High rainfall regions can experience condensation on the inside surface of the building shell during cold weather. This is commonly visible on glass doors and windows but can also be found on the walls themselves. In addition to causing damage, the continual dampness results in mould growth and many other health issues.
The winter rainfall regions of the southern and western Cape are particularly susceptible to condensation, due to the differential between heated indoor air and the icy cold outdoor temperatures. An important revision to National Building Regulations is expected to address the problem through changes to SABS 10400-XA regarding standards for masonry walling,roofing and ceilings, flooring, shading and windows.
Technical experts from the Clay Brick Association of Southern Africa (CBA) have been closely involved in the drafting of the new standard. Mariana Lamont, Executive Director of the CBA explains. ‘No matter how thick the wall or what it is made from, condensation will always be a problem if there is only a single walling layer or “leaf”. Cavity walls have been used since the 1800s to naturally insulate buildings in cold, wet climates like the UK and Europe.
‘The new SANS 10400-XA thermal performance requirement for masonry walling is based on the location, the type of building and the hours of day the building is used. The option is either a cavity wall (with or without insulation) or a composite wall with insulation. ‘In South African Energy Zones 1,2,4,6 and 7 there are new requirements for concrete and clay brick external masonry walling. A minimum 50mm uninsulated cavity will be mandatory. For Energy Zones 3 and 5, solid external masonry comprising two masonry leaves (without a cavity) will be sufficient. Cities in Zone 5 include Durban, Pretoria, East London and Polokwane. ‘The new regulations ensure thermal comfort inside a building without additional heating and cooling’.
What is a cavity wall?
A cavity wall is composed of two masonry walls separated by an air space or cavity. The result is a watertight, energy-efficient masonry structure appropriate for external load-bearing walls. Between the two masonry leaves, the cavity must be a minimum width of 50mm and consistent from the bottom of the wall to the top. The cavity can be partly filled with insulation which is attached to the inner leaf. Insulation provides additional thermal performance. Weep holes are drainage holes left in the exterior leaf of the cavity wall; traditionally non-mortared gaps left between two adjacent bricks. They provide an exit point for water condensing in the cavity, or if rain enter through gaps in the roof, window frames or masonry.
Purpose of a cavity wall
Cavity walls offer two key benefits:
1. The cavity prevents water condensation from penetrating through to the inner leaf.
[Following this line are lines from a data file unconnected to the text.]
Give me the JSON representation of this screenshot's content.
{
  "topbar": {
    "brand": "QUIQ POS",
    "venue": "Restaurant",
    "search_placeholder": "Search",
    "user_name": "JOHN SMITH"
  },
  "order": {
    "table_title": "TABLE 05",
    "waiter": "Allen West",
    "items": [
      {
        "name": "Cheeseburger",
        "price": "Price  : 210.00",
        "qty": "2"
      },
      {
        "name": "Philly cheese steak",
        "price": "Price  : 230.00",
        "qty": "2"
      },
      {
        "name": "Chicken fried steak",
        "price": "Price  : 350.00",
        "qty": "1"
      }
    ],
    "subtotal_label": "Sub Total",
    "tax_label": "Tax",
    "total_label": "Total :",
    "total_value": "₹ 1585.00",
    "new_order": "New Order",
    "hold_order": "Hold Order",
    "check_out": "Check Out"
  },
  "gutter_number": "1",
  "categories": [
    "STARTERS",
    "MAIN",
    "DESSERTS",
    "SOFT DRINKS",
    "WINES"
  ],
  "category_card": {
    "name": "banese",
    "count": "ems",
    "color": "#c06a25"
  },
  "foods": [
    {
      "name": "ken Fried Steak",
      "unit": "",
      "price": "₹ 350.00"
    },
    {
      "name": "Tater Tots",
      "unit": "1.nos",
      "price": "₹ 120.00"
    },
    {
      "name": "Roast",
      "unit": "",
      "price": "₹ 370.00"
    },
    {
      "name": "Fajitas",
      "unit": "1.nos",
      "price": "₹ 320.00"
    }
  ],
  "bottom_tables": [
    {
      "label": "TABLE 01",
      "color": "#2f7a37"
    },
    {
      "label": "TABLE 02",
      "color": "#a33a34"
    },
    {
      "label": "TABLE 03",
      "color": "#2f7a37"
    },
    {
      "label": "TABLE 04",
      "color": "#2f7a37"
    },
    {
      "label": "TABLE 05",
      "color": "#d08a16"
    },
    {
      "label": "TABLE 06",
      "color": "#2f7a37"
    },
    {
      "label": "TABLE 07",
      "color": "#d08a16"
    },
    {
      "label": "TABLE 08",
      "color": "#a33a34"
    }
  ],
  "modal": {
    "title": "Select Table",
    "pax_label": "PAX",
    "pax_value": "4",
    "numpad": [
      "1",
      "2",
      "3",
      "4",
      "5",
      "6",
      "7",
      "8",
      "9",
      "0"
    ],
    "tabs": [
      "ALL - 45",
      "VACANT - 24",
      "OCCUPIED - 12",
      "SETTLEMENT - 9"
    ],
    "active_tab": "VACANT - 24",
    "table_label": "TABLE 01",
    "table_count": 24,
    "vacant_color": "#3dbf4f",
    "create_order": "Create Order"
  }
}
2. If walls are made of a high-density masonry material, like clay brick, it provides extra protection from temperature extremes and noise; even without additional insulation within the cavity. By building cavity walls, homeowners reduce energy use and save on heating and air-conditioning bills
Where does indoor condensation come from?
Think of your favourite ice-cold beer! You take it out the fridge and within minutes water is dripping down the outside of the can and pooling on the table. Condensation is a result of cold beer inside the aluminium can or glass bottle, meeting warm air outside the container. Thicker glass slightly delays condensation but won’t prevent it. Similarly, you may have noticed that in cold weather, windows mist up on the inside and form water droplets that run down the window and damage interior paintwork. Any solid, single leaf wall – even one made from thick concrete – will experience condensation. Condensation weeping inside the house causes water damage and encourages mould. With a cavity wall, condensation still forms, but it gathers in the cavity behind the first wall and never reaches the second interior wall – and the house remains warm and dry.